【被災地で学習支援】教育ボランティアE-patchが考える民間塾との差別化

教育・受験 その他

岩手県で学習支援活動を行うE-patch
  • 岩手県で学習支援活動を行うE-patch
  • 岩手県釜石市内の建物には、どこまで津波が来たかを表示するパネルが多くみられる
  • スリーデイズ・プロジェクト。都内から来た大学生ボランティアが生徒の宿題を手伝う
  • E-patchのプログラムの一つ「スリーデイズ・プロジェクト」
  • 現在の岩手県釜石市
  • 現在の岩手県釜石市
 東日本大震災から3年半。

 被災地では震災直後から、学ぶ場を失った子どもたちのために教育ボランティアが活動してきた。岩手県陸前高田市に拠点を置く“E-patch”もその一つで、2011年11月より学習支援活動を続けてきている。

 しかし復興が進むとともに民間の塾経営が復活し、“民間の塾とどうやって差別化するか”という課題に直面したという。

 陸前高田市にて学習支援員として活動する戸羽麻美氏と、ボランティアコーディネーターとして活動する浅石裕司氏がインタビューに応じ、“無償で”学習支援を行うE-patchが、どのような考えのもとで運営しているかを語ってくれた。

◆民間ビジネスが提供できない教育とは

 支援員となり2年目の戸羽氏。活動初期から変えていった点について振り返る。

 「わたしが担当する地域はわたし自身の“母校”も含まれていて。すごく愛着がある分、最初は子どもたちに対して“かわいそう”という感情をもっており、甘やかしてしまっていたところがありました。しかし保護者の方から、きちんと勉強させてほしいという要請があり、ただ安心できる居場所では不十分なのだと認識していきました。

 さらに復興が進むとともに民間の塾も再びはじまって“民業との関わり”を意識しはじめました。民間の塾が来てくれることは復興にもつながるので、邪魔したくはなくて。だからボランティアだからこそできることを考えるようにしてきました。」

 具体的には、塾は学習範囲が厳密に指定されるのに対して、E-patchではテキストを提供せずに学校の教材をサポートする。自主性を重んじる学習スタイルに特徴がある。また都内や海外からサポーターを招くことで、さまざまな人との交流の機会をつくっている点でも異なる、という。

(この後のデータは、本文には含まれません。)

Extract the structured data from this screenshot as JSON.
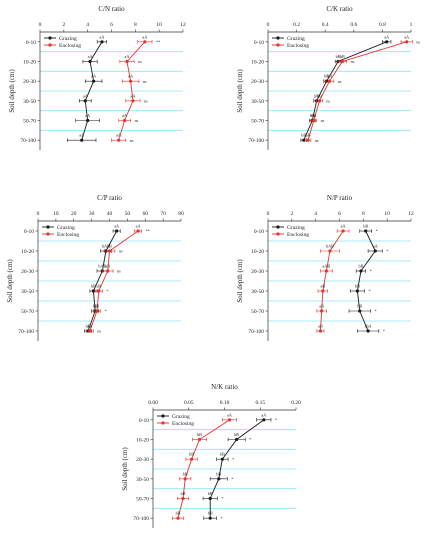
{
  "figure": {
    "ylabel": "Soil depth (cm)"
  },
  "colors": {
    "grazing": "#1a1a1a",
    "enclosing": "#e8322d",
    "grid": "#8ee8f2"
  },
  "chart_data": [
    {
      "type": "line",
      "title": "C/N ratio",
      "xlim": [
        0,
        12
      ],
      "xticks": [
        "0",
        "2",
        "4",
        "6",
        "8",
        "10",
        "12"
      ],
      "categories": [
        "0-10",
        "10-20",
        "20-30",
        "30-50",
        "50-70",
        "70-100"
      ],
      "legend": "top-left",
      "series": [
        {
          "name": "Grazing",
          "values": [
            5.2,
            4.2,
            4.5,
            3.8,
            4.0,
            3.5
          ],
          "err": [
            0.4,
            0.6,
            0.7,
            0.5,
            1.0,
            1.2
          ],
          "labels": [
            "aA",
            "aA",
            "aA",
            "aA",
            "aA",
            "aA"
          ]
        },
        {
          "name": "Enclosing",
          "values": [
            8.8,
            7.3,
            7.6,
            7.8,
            7.1,
            6.6
          ],
          "err": [
            0.6,
            0.6,
            0.7,
            0.6,
            0.5,
            0.6
          ],
          "labels": [
            "aA",
            "aA",
            "aA",
            "aA",
            "aA",
            "aA"
          ]
        }
      ],
      "sig": [
        "**",
        "ns",
        "ns",
        "ns",
        "ns",
        "ns"
      ]
    },
    {
      "type": "line",
      "title": "C/K ratio",
      "xlim": [
        0,
        1
      ],
      "xticks": [
        "0",
        "0.2",
        "0.4",
        "0.6",
        "0.8",
        "1"
      ],
      "categories": [
        "0-10",
        "10-20",
        "20-30",
        "30-50",
        "50-70",
        "70-100"
      ],
      "legend": "top-left",
      "series": [
        {
          "name": "Grazing",
          "values": [
            0.83,
            0.49,
            0.41,
            0.34,
            0.31,
            0.25
          ],
          "err": [
            0.03,
            0.02,
            0.02,
            0.02,
            0.02,
            0.02
          ],
          "labels": [
            "aA",
            "bB",
            "bB",
            "bB",
            "bB",
            "bB"
          ]
        },
        {
          "name": "Enclosing",
          "values": [
            0.97,
            0.52,
            0.43,
            0.36,
            0.32,
            0.28
          ],
          "err": [
            0.04,
            0.03,
            0.03,
            0.02,
            0.02,
            0.02
          ],
          "labels": [
            "aA",
            "bB",
            "bB",
            "bB",
            "bB",
            "bB"
          ]
        }
      ],
      "sig": [
        "ns",
        "ns",
        "ns",
        "ns",
        "ns",
        "ns"
      ]
    },
    {
      "type": "line",
      "title": "C/P ratio",
      "xlim": [
        0,
        80
      ],
      "xticks": [
        "0",
        "10",
        "20",
        "30",
        "40",
        "50",
        "60",
        "70",
        "80"
      ],
      "categories": [
        "0-10",
        "10-20",
        "20-30",
        "30-50",
        "50-70",
        "70-100"
      ],
      "legend": "top-left",
      "series": [
        {
          "name": "Grazing",
          "values": [
            44,
            38,
            36,
            31,
            32,
            28
          ],
          "err": [
            2,
            3,
            3,
            2,
            2,
            2
          ],
          "labels": [
            "aA",
            "bAB",
            "bAB",
            "bB",
            "bB",
            "bB"
          ]
        },
        {
          "name": "Enclosing",
          "values": [
            56,
            40,
            39,
            34,
            33,
            29
          ],
          "err": [
            2,
            3,
            3,
            2,
            2,
            2
          ],
          "labels": [
            "aA",
            "aB",
            "aB",
            "aB",
            "aB",
            "aB"
          ]
        }
      ],
      "sig": [
        "**",
        "ns",
        "ns",
        "*",
        "*",
        "ns"
      ]
    },
    {
      "type": "line",
      "title": "N/P ratio",
      "xlim": [
        0,
        12
      ],
      "xticks": [
        "0",
        "2",
        "4",
        "6",
        "8",
        "10",
        "12"
      ],
      "categories": [
        "0-10",
        "10-20",
        "20-30",
        "30-50",
        "50-70",
        "70-100"
      ],
      "legend": "top-left",
      "series": [
        {
          "name": "Grazing",
          "values": [
            8.2,
            9.0,
            7.8,
            7.5,
            7.7,
            8.4
          ],
          "err": [
            0.5,
            0.6,
            0.4,
            0.6,
            0.9,
            0.9
          ],
          "labels": [
            "bB",
            "aA",
            "bB",
            "bB",
            "bB",
            "abA"
          ]
        },
        {
          "name": "Enclosing",
          "values": [
            6.3,
            5.2,
            4.9,
            4.6,
            4.5,
            4.4
          ],
          "err": [
            0.5,
            0.8,
            0.5,
            0.4,
            0.4,
            0.3
          ],
          "labels": [
            "aA",
            "bAB",
            "aAB",
            "aB",
            "aB",
            "aB"
          ]
        }
      ],
      "sig": [
        "*",
        "*",
        "*",
        "*",
        "*",
        "*"
      ]
    },
    {
      "type": "line",
      "title": "N/K ratio",
      "xlim": [
        0,
        0.2
      ],
      "xticks": [
        "0.00",
        "0.05",
        "0.10",
        "0.15",
        "0.20"
      ],
      "categories": [
        "0-10",
        "10-20",
        "20-30",
        "30-50",
        "50-70",
        "70-100"
      ],
      "legend": "top-left",
      "series": [
        {
          "name": "Grazing",
          "values": [
            0.155,
            0.117,
            0.097,
            0.092,
            0.08,
            0.08
          ],
          "err": [
            0.01,
            0.012,
            0.008,
            0.012,
            0.01,
            0.009
          ],
          "labels": [
            "aA",
            "bB",
            "bB",
            "bB",
            "bB",
            "bB"
          ]
        },
        {
          "name": "Enclosing",
          "values": [
            0.107,
            0.065,
            0.054,
            0.045,
            0.042,
            0.035
          ],
          "err": [
            0.01,
            0.01,
            0.008,
            0.008,
            0.008,
            0.008
          ],
          "labels": [
            "aA",
            "bB",
            "bB",
            "bB",
            "bB",
            "bB"
          ]
        }
      ],
      "sig": [
        "*",
        "*",
        "*",
        "*",
        "*",
        "*"
      ]
    }
  ]
}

 またボランティアコーディネーターの浅石氏も同様に“細かな勉強の内容を伝える場”ではなく、それを超えた精神的支えの場である点を強調した。

◆具体的なスキルを民間塾にゆだねる役割分担

 「ぼくたちの役割は、元気がなくなってしまった子に、また頑張ろうと思ってもらうセーフティーネットのような機能をイメージしています。子どもたちは時に甘えたり感情を露わにできる場を欲している。これは震災直後からそばにいて率直に思うことなんです。」

 この機能を果たすために、プロジェクトの一環に緊急スクールカウンセリングを準備したり、必要な場合に福祉相談機関につなぐことができる体制をつくっているそうだ。

 「正しいかどうかはわからないけど、教育のかたちとしてこういうのがあっていいんじゃないかと思っていて。子どもたちを元気にして、勉強の意味を伝えるところがぼくらの役割。そのあと、スキルの面を民間の塾にゆだねるような役割分担ができれば」と浅石氏。

 もちろん現在のかたちが完成形というわけではなく、今後も子どもたちにとって最適なバランスで無償教育と有償教育が提供されるための協働が模索されて行くようだ。